Rammstein - Rosenrot (2005)Existe algo inviolable en el mito. En tanto nos han acompañado siempre, tienen el poder de aquello que parece eterno, que está En codificados de forma profunda en nuestro ADN cultural, ya que poseen el poder de aquello que parece eterno, se nos antoja imposible deshacernos de ellos ya no sólo con un aspaviento de desaprobación, sino que tampoco con un esfuerzo intelectual que pretenda mostrar la sospecha. No podemos desecharlos, los reinventamos. En tanto relato se imprimen en elementos, instituciones, personas, haciéndonoslas valiosas por sí mismas; el concepto «amor» será el mismo mediado como matrimonio, amor libre, poliamor o amor cortés. Nunca no ha existido. Los mitos no lo son por falsos, sino porque nos hablan de experiencias de nuestra existencia de las cuales no podemos separarnos.

Aunque como grupo no estén embebidos de mítica alguna, Rammstein hacen un doble movimiento en Rosenrot que les acerca a la misma: reinventan la mitología del grupo y construyen su discurso a través de mitos aportándoles su sabor particular. A lo que nos tienen acostumbrados, pero mejor. Aunque el fanático medio tendrá especial interés en canciones como Benzin o Te Quiero Puta!, sustentadas entre el industrial metal anodino y la gamberrada pueril, en canciones como Rosenrot o Feuer und Wasser se encuentran los Rammstein maduros que bucean en referencias culturales, arreglos clásicos e, incluso, ciertos destellos mínimos de experimentación. Donde por un lado abrazan la obsesión erótica desde la socarronería barata, por otro asumen una perspectiva más oscura y adulta que ya estaba presente en sus primeros trabajos. La única deriva entre esos dos polos la encontraríamos en Stirb nicht vor mir, la cual podría desconcertar por su fuerte acento pop de no ser evidente la impronta del Mechanical Animals de Marilyn Manson.

Rosenrot es un trabajo irregular, la imposibilidad fáctica de escoger un camino único. Entre canciones pensando en el público mayoritario, que parece no haber evolucionado de los quince años mentales desde el boom metalero de los 00’s, encontramos piezas excelentes que dan versatilidad al conjunto de la obra, reinventando en el proceso la base mitológica del grupo.
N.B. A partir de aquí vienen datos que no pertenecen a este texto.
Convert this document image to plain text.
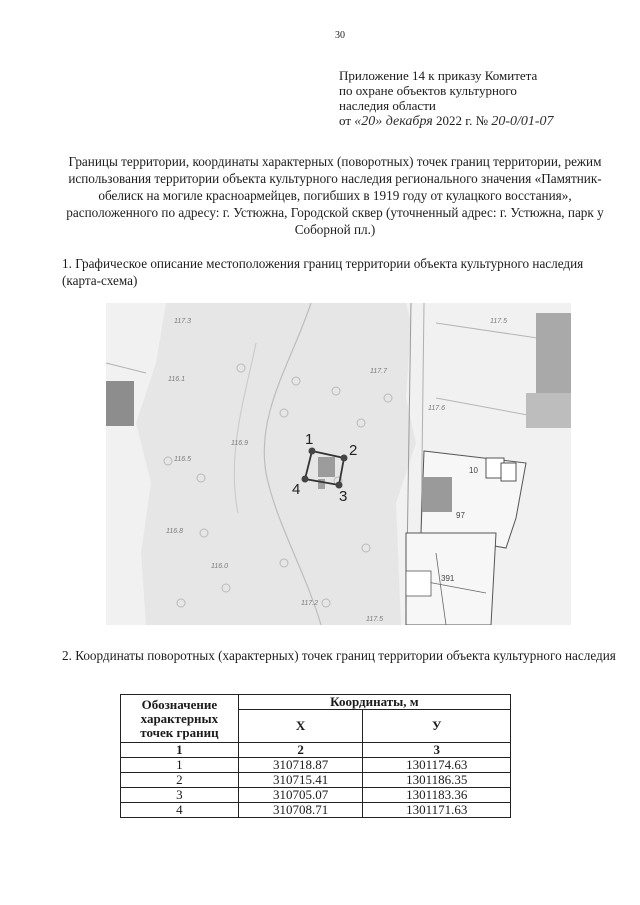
30
Приложение 14 к приказу Комитета
по охране объектов культурного
наследия области
от «20» декабря 2022 г. № 20-0/01-07
Границы территории, координаты характерных (поворотных) точек границ территории, режим использования территории объекта культурного наследия регионального значения «Памятник-обелиск на могиле красноармейцев, погибших в 1919 году от кулацкого восстания», расположенного по адресу: г. Устюжна, Городской сквер (уточненный адрес: г. Устюжна, парк у Соборной пл.)
1. Графическое описание местоположения границ территории объекта культурного наследия (карта-схема)
117.3	117.5
116.1
117.7
117.6
116.9
116.5
116.8
116.0
117.2
117.5
10
97
391
1
2
3
4
2. Координаты поворотных (характерных) точек границ территории объекта культурного наследия
Обозначение характерных точек границ	Координаты, м	
	X	У
1	2	3
1	310718.87	1301174.63
2	310715.41	1301186.35
3	310705.07	1301183.36
4	310708.71	1301171.63
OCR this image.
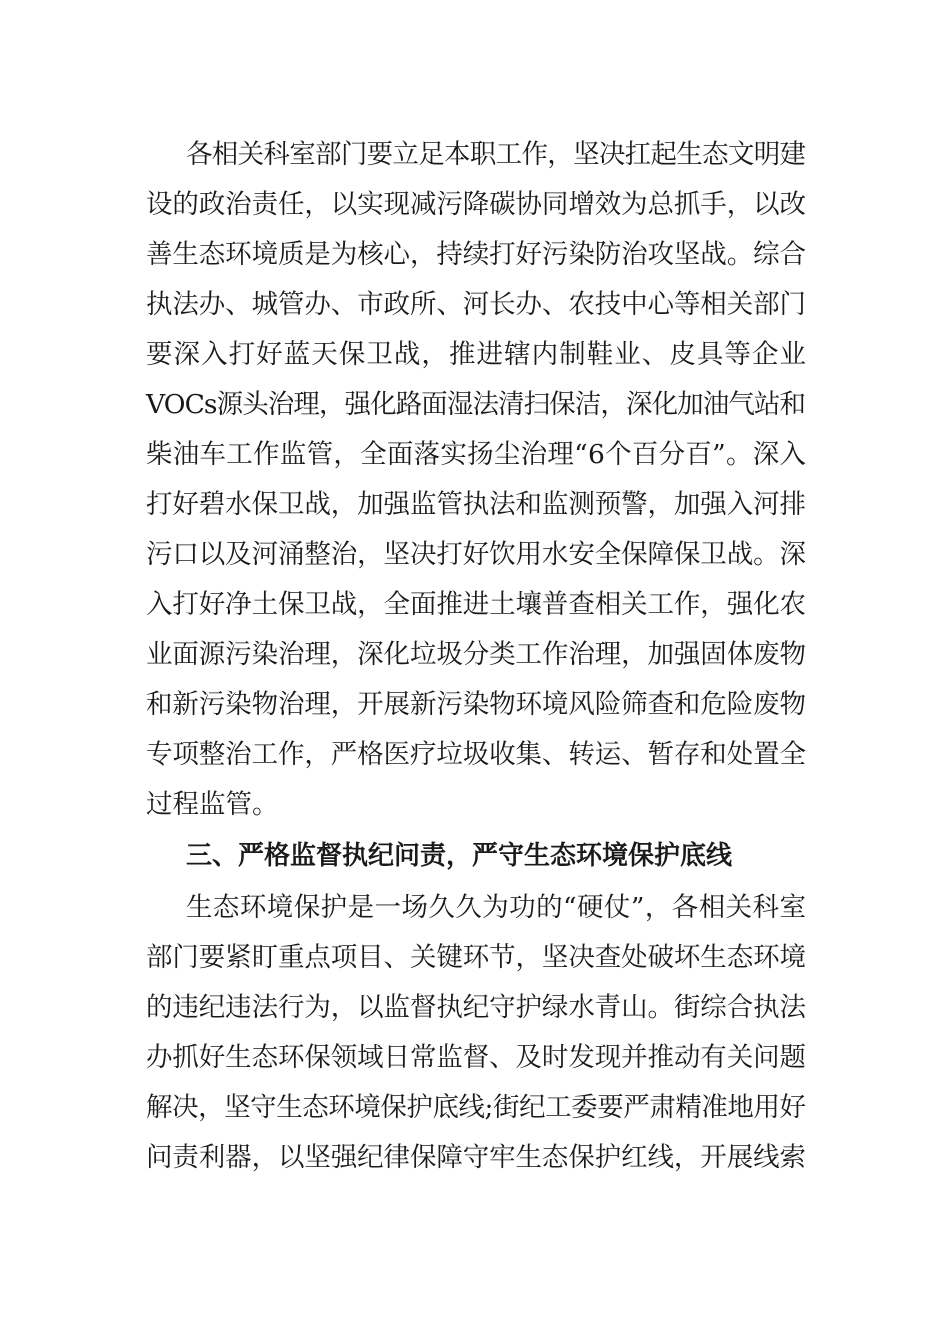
各相关科室部门要立足本职工作，坚决扛起生态文明建

设的政治责任，以实现减污降碳协同增效为总抓手，以改

善生态环境质是为核心，持续打好污染防治攻坚战。综合

执法办、城管办、市政所、河长办、农技中心等相关部门

要深入打好蓝天保卫战，推进辖内制鞋业、皮具等企业

VOCs源头治理，强化路面湿法清扫保洁，深化加油气站和

柴油车工作监管，全面落实扬尘治理“6个百分百”。深入

打好碧水保卫战，加强监管执法和监测预警，加强入河排

污口以及河涌整治，坚决打好饮用水安全保障保卫战。深

入打好净土保卫战，全面推进土壤普查相关工作，强化农

业面源污染治理，深化垃圾分类工作治理，加强固体废物

和新污染物治理，开展新污染物环境风险筛查和危险废物

专项整治工作，严格医疗垃圾收集、转运、暂存和处置全

过程监管。

三、严格监督执纪问责，严守生态环境保护底线

生态环境保护是一场久久为功的“硬仗”，各相关科室

部门要紧盯重点项目、关键环节，坚决查处破坏生态环境

的违纪违法行为，以监督执纪守护绿水青山。街综合执法

办抓好生态环保领域日常监督、及时发现并推动有关问题

解决，坚守生态环境保护底线;街纪工委要严肃精准地用好

问责利器，以坚强纪律保障守牢生态保护红线，开展线索
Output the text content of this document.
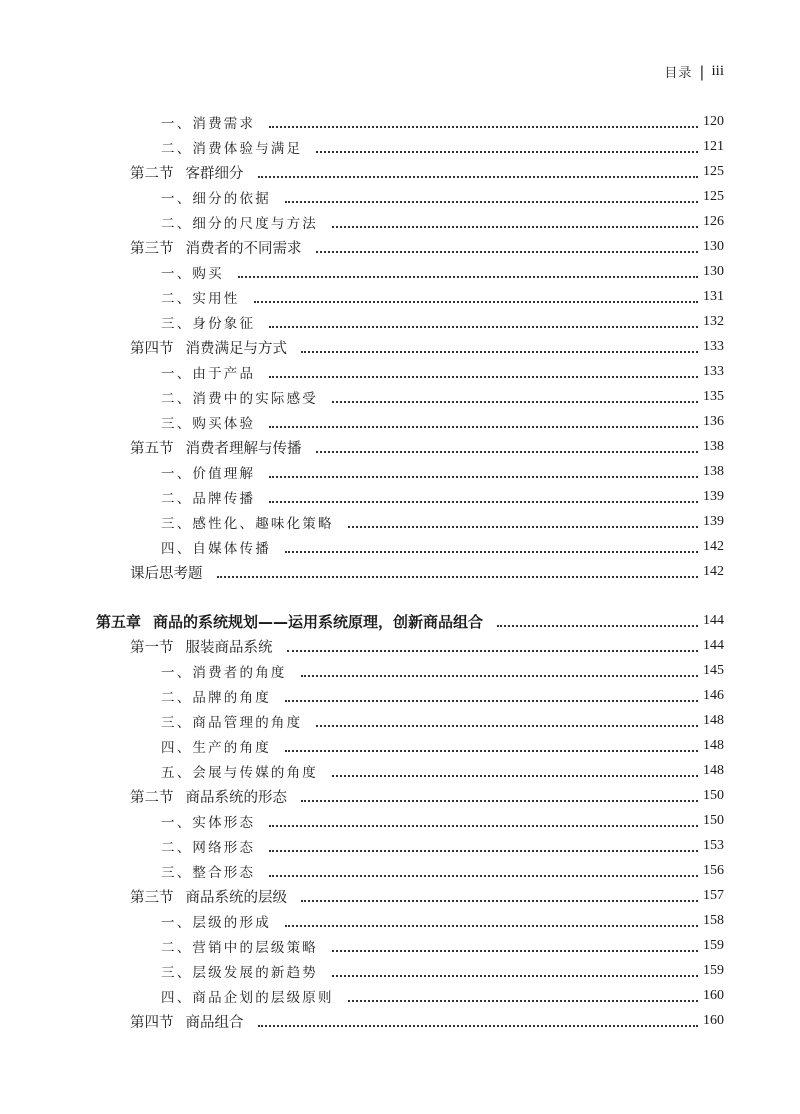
目录 | iii
一、消费需求	120
二、消费体验与满足	121
第二节 客群细分	125
一、细分的依据	125
二、细分的尺度与方法	126
第三节 消费者的不同需求	130
一、购买	130
二、实用性	131
三、身份象征	132
第四节 消费满足与方式	133
一、由于产品	133
二、消费中的实际感受	135
三、购买体验	136
第五节 消费者理解与传播	138
一、价值理解	138
二、品牌传播	139
三、感性化、趣味化策略	139
四、自媒体传播	142
课后思考题	142
第五章 商品的系统规划——运用系统原理，创新商品组合	144
第一节 服装商品系统	144
一、消费者的角度	145
二、品牌的角度	146
三、商品管理的角度	148
四、生产的角度	148
五、会展与传媒的角度	148
第二节 商品系统的形态	150
一、实体形态	150
二、网络形态	153
三、整合形态	156
第三节 商品系统的层级	157
一、层级的形成	158
二、营销中的层级策略	159
三、层级发展的新趋势	159
四、商品企划的层级原则	160
第四节 商品组合	160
Irónica, oscura, sexual, como siempre ha sido Rammstein, pero de un modo más adulto. Sin saber quitarse ese lastre en forma de canciones pensadas para la radio, para «los fans de toda la vida» que llegaron con Du Hast, Rosenrot es como una rosa roja en mitad de una tormenta de invierno: si sobrevive, incluso si su belleza es mayor por estar en medio del horror, acabará muriendo por las inclemencias que traen ese clima.